A clinical trial involves a large team of researchers, statisticians, and administrators. Many people are surprised to learn that clinicians, those who directly treat patients, are often left out of clinical trial design. Instead, the initial spark for a clinical trial typically comes from a research lab where promising experiments are performed by PhDs, not MDs. These experiments are replicated, undergo peer review, are published, and then move into animal studies. The trial is designed to feed a statistical model. A clinical trial answers the big question: Can this drug work for the group that needs it? A family doctor answers the small question: Can this drug work for you? We need both systems and, perhaps, more cross-talk between the two. What works in a clinical trial will not always work for an individual and vice versa. Both fields inform each other, and ultimately, no matter how we get there, they both share the same goal.
Jessen, empowered by the international compassionate use provision, decided to give Andrew an experimental cancer drug never before tested in a patient with HIV. In doing so, he was taking a huge risk. He was risking his reputation as a doctor, his relationship with his patients, and, most of all, his relationship with the man he loved. The essential component of the doctor–patient relationship is trust. Patients, particularly those with life-threatening diseases, often put blind faith in their doctors, questioning little of their impending therapy. “You can convince a patient to agree to anything,” says a candid physician at Massachusetts General Hospital before adding, “We have to impose our own ethical standards to make sure we don’t ask too much of our patients.” Informed consent by this measure often relies on the ethical standards of the physician. How much is explained to a patient, and how much they agree to, is defined only by the boundaries of a single doctor or researcher. It’s a risky way to practice both medicine and science.

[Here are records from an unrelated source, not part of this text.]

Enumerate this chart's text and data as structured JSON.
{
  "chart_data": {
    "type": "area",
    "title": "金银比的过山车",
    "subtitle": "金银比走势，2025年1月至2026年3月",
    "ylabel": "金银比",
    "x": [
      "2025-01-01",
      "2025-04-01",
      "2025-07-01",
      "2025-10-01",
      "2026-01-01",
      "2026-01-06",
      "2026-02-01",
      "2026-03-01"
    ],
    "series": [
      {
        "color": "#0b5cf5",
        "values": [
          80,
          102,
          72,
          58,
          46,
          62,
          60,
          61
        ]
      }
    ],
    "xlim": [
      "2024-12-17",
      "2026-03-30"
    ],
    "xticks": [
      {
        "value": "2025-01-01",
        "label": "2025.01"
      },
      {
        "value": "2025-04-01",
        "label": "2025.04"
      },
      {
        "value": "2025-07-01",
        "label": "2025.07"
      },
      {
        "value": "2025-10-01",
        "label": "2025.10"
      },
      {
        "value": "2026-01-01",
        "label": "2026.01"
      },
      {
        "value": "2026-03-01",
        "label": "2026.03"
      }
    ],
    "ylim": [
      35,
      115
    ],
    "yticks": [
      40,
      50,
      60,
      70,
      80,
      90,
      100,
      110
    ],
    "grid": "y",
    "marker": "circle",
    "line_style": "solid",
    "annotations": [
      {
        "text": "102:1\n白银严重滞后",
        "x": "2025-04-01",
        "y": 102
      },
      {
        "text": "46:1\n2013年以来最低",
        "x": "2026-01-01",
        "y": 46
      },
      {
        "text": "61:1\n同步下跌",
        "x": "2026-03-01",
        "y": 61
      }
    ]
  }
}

It was a risk that couldn’t be taken lightly. Jessen decided he would leave Berlin to treat Andrew with the experimental regimen. He wanted seclusion. They found a house to rent on the beach in the North Frisian Islands off the northern coast of Germany. It was a seven-hour drive to Berlin; no one knew them there. Jessen feared that other doctors would find what he was doing absolutely crazy as well as unethical. Every day, Jessen rode a ferry to the mainland, flashed his ID, and picked up the experimental drug. On a strict timetable, he took Andrew to the mainland hospital himself, explaining that he was “sick” and needed a blood cell count. In their peculiar isolation, Jessen fought to maintain his composure. Andrew couldn’t stand it and found every day of their two-month stay painful.
Andrew would occasionally ask, “What about you? Shouldn’t you get tested?” Jessen was able to deflect the attention away from himself. It was a time, as he would later say, “when everyone died. . . . The only important thing was saving Andrew.”